Jose Blanchet (Stanford) and Renyuan Xu (NYU)

Registration (Required)

Titles and Abstracts

Talk 1:On Highly Parameterized Controls and Fusion of Generative Diffusions

Jose Blanchet (Stanford)

We discuss two recent projects which touch on first order methods in connection with two very active in artificial intelligence. The first one involves the design of efficient gradient estimators for dynamic optimization problems based on highly parameterized controls. The motivation is the application of stochastic gradient descent for the numerical solution of stochastic control problems using neural networks. Our estimator has at least a linear speed-up in the dimension of the parameter space compared to infinitesimal perturbation analysis and it can be applied to situations in which the likelihood ratio estimator may not be applicable (e.g. If the diffusion matrix depends on the parameter of interest). We show very substantial gains in high-dimensional control problems based on experiments. 

The second result involves the development of an efficient approach for merging diffusion-based generative models. We assume the existence of several auxiliary models that have been trained with abundance of data. These models are assumed to contain features that, combined, can be useful to enhance the training of a generative diffusion model for a target distribution with limited data. We merge the models using a Kullback-Leibler (KL) Barycenter given set of weights representing the importance of the auxiliaries. In turn, we optimize the weights to improve the overall performance of the fused model. While the double optimization problem (KL Barycenter and optimizing over weights) is challenging to solve, we show that diffusion based generative modeling significantly reduce the complexity of the overall optimization. This approach also provides a mechanistic interpretation of popular fine-tuning approaches used in the literature.

The results are based on two papers, the first one (on gradient estimators) with Peter Glynn and Shengbo Wang, and the second one (on fusion) with Hao Liu, Nian Si, and Tony Ye.

Talk 2: Generative diffusion models: optimization, generalization and fine-tuning

Renyuan Xu (NYU)

Abstract: Recently, generative diffusion models have outperformed previous architectures, such as GANs, in generating high-quality synthetic data, setting a new standard for generative AI. A key component of these models is learning the associated Stein's score function. Though diffusion models have demonstrated practical success, their theoretical foundations are far from mature, especially regarding whether gradient-based algorithms can provably learn the score function. In this talk, I will present a suite of non-asymptotic theory aimed at understanding the data generation process in diffusion models and the accuracy of score estimation. Our analysis addresses both the optimization and generalization aspects of the learning process, establishing a novel connection to supervised learning and neural tangent kernels.

Building on these theoretical insights, another key challenge arises when fine-tuning pre-trained diffusion models for specific tasks or datasets to improve performance.

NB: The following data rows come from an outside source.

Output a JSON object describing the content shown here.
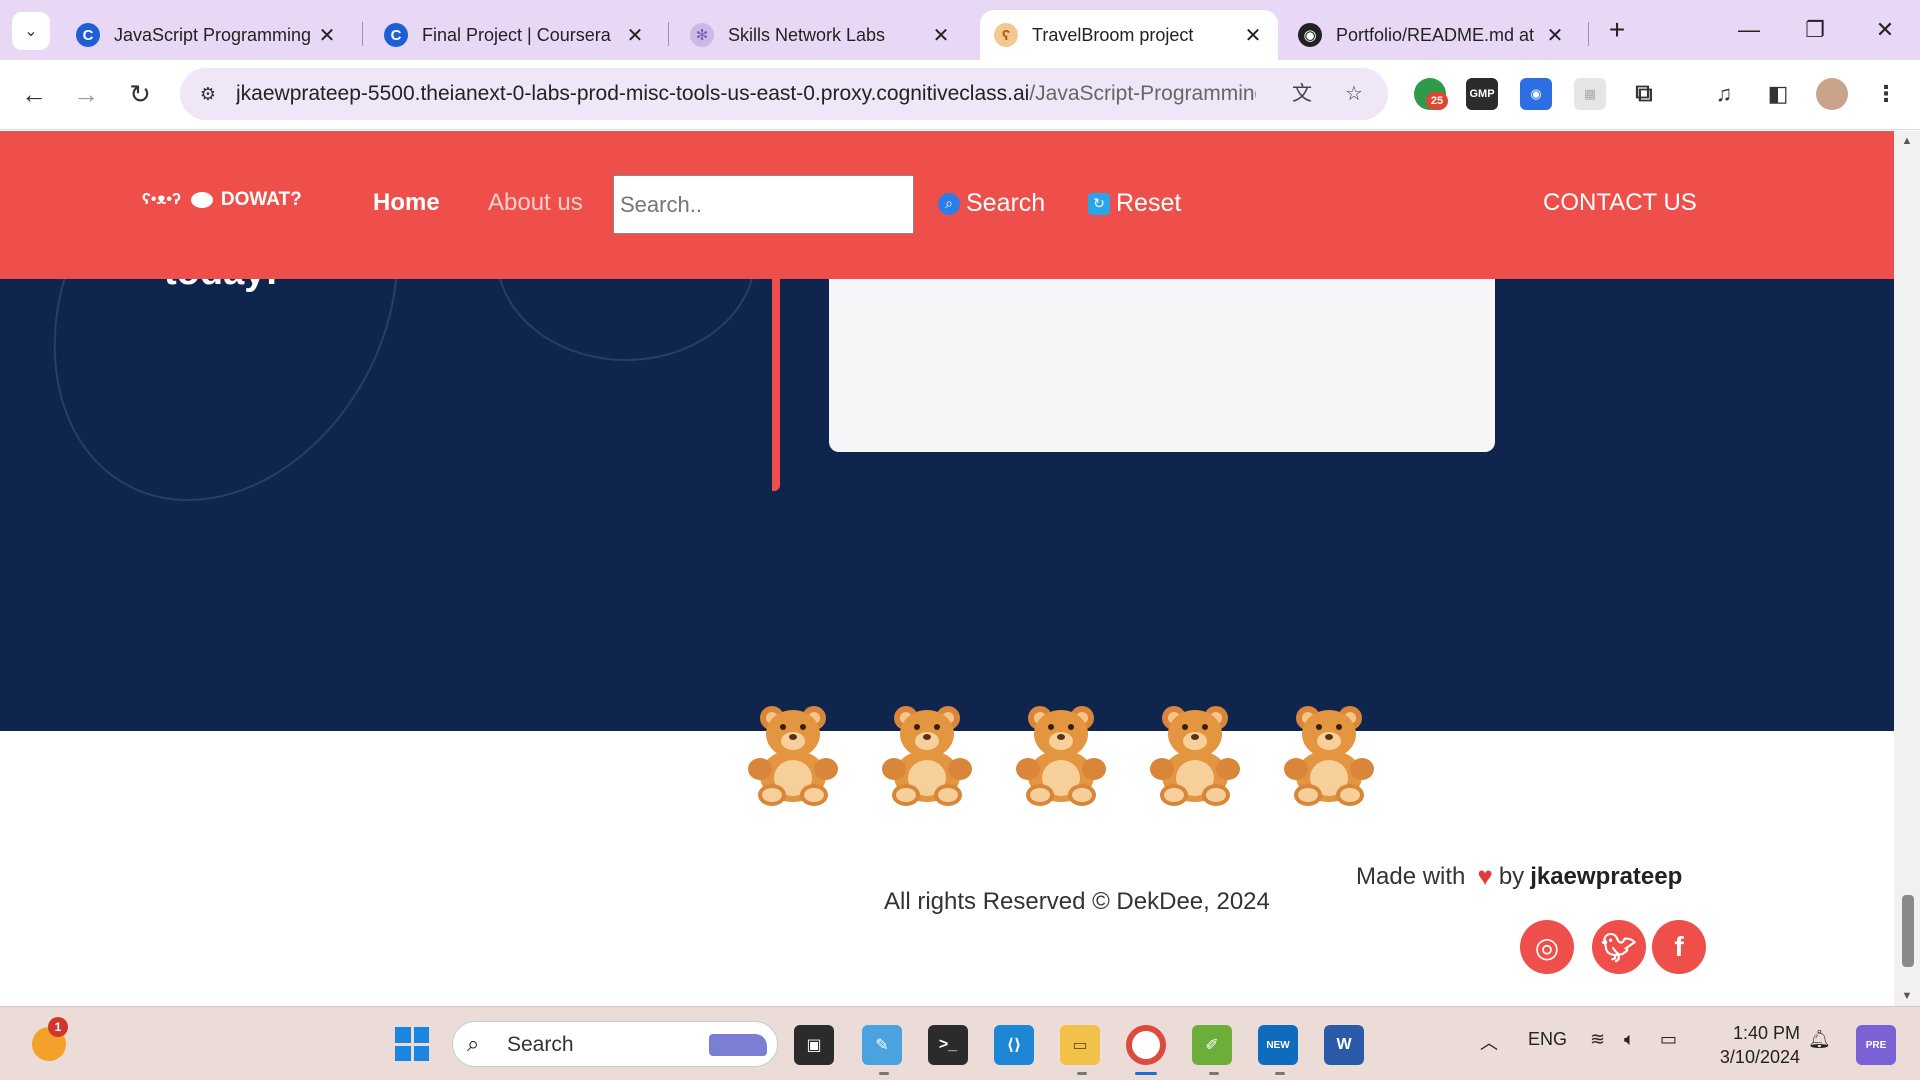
{
  "browser": {
    "tabs": [
      {
        "title": "JavaScript Programming with Node.js and Express.js",
        "icon": "coursera-icon",
        "active": false
      },
      {
        "title": "Final Project | Coursera",
        "icon": "coursera-icon",
        "active": false
      },
      {
        "title": "Skills Network Labs",
        "icon": "skills-network-icon",
        "active": false
      },
      {
        "title": "TravelBroom project",
        "icon": "bear-icon",
        "active": true
      },
      {
        "title": "Portfolio/README.md at",
        "icon": "github-icon",
        "active": false
      }
    ],
    "url_host": "jkaewprateep-5500.theianext-0-labs-prod-misc-tools-us-east-0.proxy.cognitiveclass.ai",
    "url_path": "/JavaScript-Programming...",
    "extension_badge": "25",
    "extension_gmp": "GMP"
  },
  "page": {
    "hero_tail_text": "today!",
    "navbar": {
      "logo_text": "DOWAT?",
      "home": "Home",
      "about": "About us",
      "search_placeholder": "Search..",
      "search_button": "Search",
      "reset_button": "Reset",
      "contact": "CONTACT US"
    },
    "footer": {
      "made_with": "Made with",
      "by": "by",
      "author": "jkaewprateep",
      "rights": "All rights Reserved © DekDee, 2024",
      "social": [
        "instagram-icon",
        "twitter-icon",
        "facebook-icon"
      ]
    },
    "colors": {
      "accent_red": "#ef4f4a",
      "dark_navy": "#10254e"
    }
  },
  "taskbar": {
    "weather_badge": "1",
    "search_label": "Search",
    "language": "ENG",
    "time": "1:40 PM",
    "date": "3/10/2024",
    "copilot_label": "PRE",
    "outlook_label": "NEW"
  }
}
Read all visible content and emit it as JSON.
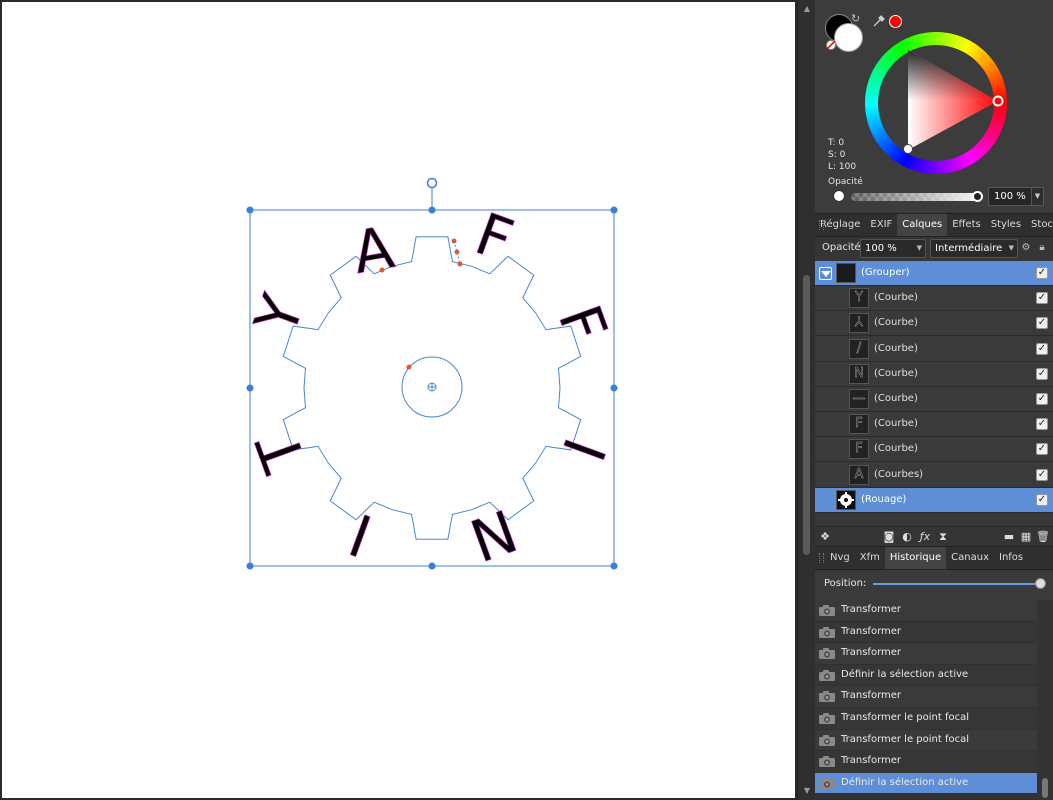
{
  "canvas": {
    "letters": [
      "A",
      "F",
      "F",
      "I",
      "N",
      "I",
      "T",
      "Y"
    ]
  },
  "color_panel": {
    "primary_color": "#000000",
    "secondary_color": "#ffffff",
    "picked_color": "#ff0000",
    "readout_t": "T: 0",
    "readout_s": "S: 0",
    "readout_l": "L: 100",
    "opacity_label": "Opacité",
    "opacity_value": "100 %"
  },
  "top_tabs": [
    {
      "label": "Réglage",
      "active": false
    },
    {
      "label": "EXIF",
      "active": false
    },
    {
      "label": "Calques",
      "active": true
    },
    {
      "label": "Effets",
      "active": false
    },
    {
      "label": "Styles",
      "active": false
    },
    {
      "label": "Stock",
      "active": false
    }
  ],
  "layers_toolbar": {
    "opacity_label": "Opacité:",
    "opacity_value": "100 %",
    "blend_mode": "Intermédiaire"
  },
  "layers": [
    {
      "name": "(Grouper)",
      "selected": true,
      "indent": false,
      "visible": true
    },
    {
      "name": "(Courbe)",
      "selected": false,
      "indent": true,
      "visible": true
    },
    {
      "name": "(Courbe)",
      "selected": false,
      "indent": true,
      "visible": true
    },
    {
      "name": "(Courbe)",
      "selected": false,
      "indent": true,
      "visible": true
    },
    {
      "name": "(Courbe)",
      "selected": false,
      "indent": true,
      "visible": true
    },
    {
      "name": "(Courbe)",
      "selected": false,
      "indent": true,
      "visible": true
    },
    {
      "name": "(Courbe)",
      "selected": false,
      "indent": true,
      "visible": true
    },
    {
      "name": "(Courbe)",
      "selected": false,
      "indent": true,
      "visible": true
    },
    {
      "name": "(Courbes)",
      "selected": false,
      "indent": true,
      "visible": true
    },
    {
      "name": "(Rouage)",
      "selected": true,
      "indent": false,
      "visible": true
    }
  ],
  "bottom_tabs": [
    {
      "label": "Nvg",
      "active": false
    },
    {
      "label": "Xfm",
      "active": false
    },
    {
      "label": "Historique",
      "active": true
    },
    {
      "label": "Canaux",
      "active": false
    },
    {
      "label": "Infos",
      "active": false
    }
  ],
  "history": {
    "position_label": "Position:",
    "position_value": 1.0,
    "items": [
      {
        "label": "Transformer",
        "selected": false
      },
      {
        "label": "Transformer",
        "selected": false
      },
      {
        "label": "Transformer",
        "selected": false
      },
      {
        "label": "Définir la sélection active",
        "selected": false
      },
      {
        "label": "Transformer",
        "selected": false
      },
      {
        "label": "Transformer le point focal",
        "selected": false
      },
      {
        "label": "Transformer le point focal",
        "selected": false
      },
      {
        "label": "Transformer",
        "selected": false
      },
      {
        "label": "Définir la sélection active",
        "selected": true
      }
    ]
  },
  "colors": {
    "accent": "#5d8ed6",
    "selection": "#3d7ed8",
    "handle_red": "#e05a30"
  }
}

Fine-tuning requires refining the generated outputs based on particular conditions or human preferences while leveraging prior knowledge from the pre-trained model.  In the second part of the talk, we formulate this fine-tuning as a stochastic control problem, establishing its well-definedness through the Dynamic Programming Principle and proving convergence for an iterative Bellman scheme.z

This talk is based on joint works with Yinbin Han (NYU) and Meisam Razaviyayn (USC).